Water is not only a source of life and culture. It is also a
source of power, conflicting interests and identity battles. Rights
to materially access, culturally organize and politically control
water resources are poorly understood by mainstream scientific
approaches and hardly addressed by current normative frameworks.
These issues become even more challenging when law and
policy-makers and dominant power groups try to grasp, contain and
handle them in multicultural societies. The struggles over the
uses, meanings and appropriation of water are especially
well-illustrated in Andean communities and local water systems of
Peru, Chile, Ecuador, and Bolivia, as well as in Native American
communities in south-western USA.
The problem is that throughout history, these nation-states have
attempted to 'civilize' and bring into the mainstream the different
cultures and peoples within their borders instead of understanding
'context' and harnessing the strengths and potentials of diversity.
This book examines the multi-scale struggles for cultural justice
and socio-economic re-distribution that arise as Latin American
communities and user federations seek access to water resources and
decision-making power regarding their control and management.
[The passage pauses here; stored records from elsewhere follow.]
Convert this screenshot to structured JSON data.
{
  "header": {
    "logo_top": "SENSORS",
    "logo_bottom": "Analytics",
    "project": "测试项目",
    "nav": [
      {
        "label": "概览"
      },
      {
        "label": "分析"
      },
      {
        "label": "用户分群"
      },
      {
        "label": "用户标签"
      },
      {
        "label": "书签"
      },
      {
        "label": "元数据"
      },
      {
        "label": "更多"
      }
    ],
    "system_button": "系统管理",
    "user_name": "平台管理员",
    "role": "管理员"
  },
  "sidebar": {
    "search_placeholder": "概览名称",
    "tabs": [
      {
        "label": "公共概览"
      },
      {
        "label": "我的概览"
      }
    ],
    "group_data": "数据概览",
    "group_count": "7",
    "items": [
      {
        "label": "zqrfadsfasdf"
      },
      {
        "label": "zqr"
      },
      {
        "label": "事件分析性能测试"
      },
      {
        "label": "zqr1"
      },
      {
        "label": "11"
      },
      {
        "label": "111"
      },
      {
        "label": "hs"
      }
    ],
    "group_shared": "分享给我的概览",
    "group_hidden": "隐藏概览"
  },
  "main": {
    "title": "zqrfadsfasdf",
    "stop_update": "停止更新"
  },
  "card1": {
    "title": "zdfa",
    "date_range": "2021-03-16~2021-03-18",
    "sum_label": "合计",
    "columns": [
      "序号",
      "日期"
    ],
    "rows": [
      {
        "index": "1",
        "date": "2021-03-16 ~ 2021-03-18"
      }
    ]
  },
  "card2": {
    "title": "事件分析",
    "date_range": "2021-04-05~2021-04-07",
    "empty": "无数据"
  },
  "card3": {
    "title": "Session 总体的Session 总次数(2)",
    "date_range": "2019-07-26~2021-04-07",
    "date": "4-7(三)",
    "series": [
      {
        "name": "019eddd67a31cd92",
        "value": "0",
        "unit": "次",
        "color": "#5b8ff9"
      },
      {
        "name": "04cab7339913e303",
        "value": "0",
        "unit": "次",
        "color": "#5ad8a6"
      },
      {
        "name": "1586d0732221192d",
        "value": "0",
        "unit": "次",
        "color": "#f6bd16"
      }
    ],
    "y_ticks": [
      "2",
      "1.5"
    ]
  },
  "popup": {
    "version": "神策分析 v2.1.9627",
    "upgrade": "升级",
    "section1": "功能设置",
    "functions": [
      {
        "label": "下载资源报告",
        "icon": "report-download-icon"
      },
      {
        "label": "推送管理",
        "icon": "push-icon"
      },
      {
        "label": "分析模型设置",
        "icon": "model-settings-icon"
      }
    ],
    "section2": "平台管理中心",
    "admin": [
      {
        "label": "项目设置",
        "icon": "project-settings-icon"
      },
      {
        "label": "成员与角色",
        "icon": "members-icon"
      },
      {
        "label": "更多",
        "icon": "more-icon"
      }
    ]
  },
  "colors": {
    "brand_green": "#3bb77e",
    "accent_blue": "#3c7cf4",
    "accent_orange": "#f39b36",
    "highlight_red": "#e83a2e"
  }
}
It is
set in the dynamic context of unequal, globalizing power relations,
politics of scale and identity, environmental encroachment and the
increasing presence of extractive industries that are creating
additional pressures on local livelihoods.
While much of the focus of the book is on the Andean Region, a
number of comparative chapters are also included. These address
issues such as water rights and defence strategies in neighbouring
countries and those of Native American people in the southern USA,
as well as state reform and multi-culturalism across Latin and
Native America and the use of international standards in struggles
for indigenous water rights. This book shows that, against all
odds, people are actively contesting neoliberal globalization and
water power plays. In doing so, they construct new, hybrid water
rights systems, livelihoods, cultures and hydro-political networks,
and dynamically challenge the mainstream powers and politics.